CPVS
Introduction
MM2 looks for and reads a CPVS file when a city is loaded. The CPVS file is used to speed up the rendering process of MM2. PVS stands for "Potentially Visible Sets" and this is a general algorithm for grouping objects in a certain way to make it easy for the renderer to determine what parts of a scene to take into account when rendering.
Format description
The CPVS file simply contains a list of visible blocks for every block in the PSDL. What makes the CPVS file a bit different is that the lists are compressed using a "run-length-encoding" algorithm.

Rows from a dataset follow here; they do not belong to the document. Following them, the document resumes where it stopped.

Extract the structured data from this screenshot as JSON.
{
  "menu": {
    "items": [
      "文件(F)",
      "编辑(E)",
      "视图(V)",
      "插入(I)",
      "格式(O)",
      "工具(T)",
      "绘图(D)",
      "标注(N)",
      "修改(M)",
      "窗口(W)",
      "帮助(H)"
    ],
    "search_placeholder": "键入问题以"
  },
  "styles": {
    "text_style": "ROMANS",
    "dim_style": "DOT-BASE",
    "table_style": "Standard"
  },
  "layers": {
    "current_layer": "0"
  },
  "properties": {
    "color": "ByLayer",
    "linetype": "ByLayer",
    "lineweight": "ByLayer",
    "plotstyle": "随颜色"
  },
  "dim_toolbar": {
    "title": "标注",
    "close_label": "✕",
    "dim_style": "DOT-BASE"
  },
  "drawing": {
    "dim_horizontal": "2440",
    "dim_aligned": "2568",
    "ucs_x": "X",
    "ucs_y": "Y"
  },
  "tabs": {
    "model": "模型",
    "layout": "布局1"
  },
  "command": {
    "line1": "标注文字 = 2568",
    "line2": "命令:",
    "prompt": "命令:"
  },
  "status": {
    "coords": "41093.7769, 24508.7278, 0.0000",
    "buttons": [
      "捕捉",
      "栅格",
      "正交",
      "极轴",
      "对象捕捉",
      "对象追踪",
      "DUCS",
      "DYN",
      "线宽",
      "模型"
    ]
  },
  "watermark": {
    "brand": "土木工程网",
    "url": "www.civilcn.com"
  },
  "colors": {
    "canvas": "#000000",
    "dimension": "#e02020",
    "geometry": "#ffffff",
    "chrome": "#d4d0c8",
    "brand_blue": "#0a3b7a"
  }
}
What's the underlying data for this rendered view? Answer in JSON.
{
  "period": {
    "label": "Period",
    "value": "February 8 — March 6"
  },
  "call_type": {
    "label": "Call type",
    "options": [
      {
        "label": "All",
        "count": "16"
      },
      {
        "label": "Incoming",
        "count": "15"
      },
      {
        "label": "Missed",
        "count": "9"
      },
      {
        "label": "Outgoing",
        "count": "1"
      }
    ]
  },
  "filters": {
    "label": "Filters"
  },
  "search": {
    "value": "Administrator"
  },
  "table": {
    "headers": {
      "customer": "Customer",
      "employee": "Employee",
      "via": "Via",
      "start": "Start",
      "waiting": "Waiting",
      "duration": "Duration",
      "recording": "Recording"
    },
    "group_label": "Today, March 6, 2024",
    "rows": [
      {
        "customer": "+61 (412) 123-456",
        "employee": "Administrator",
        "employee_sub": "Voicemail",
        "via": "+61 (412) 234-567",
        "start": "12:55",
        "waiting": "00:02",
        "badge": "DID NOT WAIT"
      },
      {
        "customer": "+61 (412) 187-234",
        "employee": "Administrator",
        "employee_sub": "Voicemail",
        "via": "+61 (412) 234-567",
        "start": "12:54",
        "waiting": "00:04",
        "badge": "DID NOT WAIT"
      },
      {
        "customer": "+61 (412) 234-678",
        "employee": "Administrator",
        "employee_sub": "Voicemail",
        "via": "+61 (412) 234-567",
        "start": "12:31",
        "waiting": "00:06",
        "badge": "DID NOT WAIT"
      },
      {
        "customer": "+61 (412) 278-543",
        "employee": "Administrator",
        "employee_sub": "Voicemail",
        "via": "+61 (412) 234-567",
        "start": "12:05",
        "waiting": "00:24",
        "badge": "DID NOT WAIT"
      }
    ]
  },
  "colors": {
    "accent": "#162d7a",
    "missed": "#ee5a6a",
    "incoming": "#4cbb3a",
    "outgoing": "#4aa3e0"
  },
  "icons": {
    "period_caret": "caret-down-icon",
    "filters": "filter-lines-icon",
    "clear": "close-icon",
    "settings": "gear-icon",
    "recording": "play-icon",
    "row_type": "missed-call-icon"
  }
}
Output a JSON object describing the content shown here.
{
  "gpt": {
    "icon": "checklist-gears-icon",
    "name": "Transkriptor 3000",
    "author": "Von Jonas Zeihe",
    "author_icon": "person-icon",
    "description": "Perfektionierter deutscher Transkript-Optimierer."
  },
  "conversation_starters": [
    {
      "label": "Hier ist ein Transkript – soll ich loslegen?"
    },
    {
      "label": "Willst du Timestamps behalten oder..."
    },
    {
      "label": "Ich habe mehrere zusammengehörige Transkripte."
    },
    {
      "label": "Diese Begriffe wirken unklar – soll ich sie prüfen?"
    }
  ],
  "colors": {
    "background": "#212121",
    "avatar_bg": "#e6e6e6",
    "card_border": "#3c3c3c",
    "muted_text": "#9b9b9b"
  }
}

In a pseudo C-style format, the file looks like this:
struct CPVS
{
    char[4] header = "PVS0";
    ulong nBlocks;    // Number of blocks + 2
    ulong[nBlocks - 2] offsets;
    uchar[rest of file] pvsLists;
}
The offsets array indicates how far into the pvsLists block to go to find the start of the compressed list for each block.
The pvsLists array contains all compressed PVS lists in block order. A PVS list is simply a list containing two bits for every block in the PSDL. There is one list for each block and they are stored consecutively in the pvsLists array of bytes.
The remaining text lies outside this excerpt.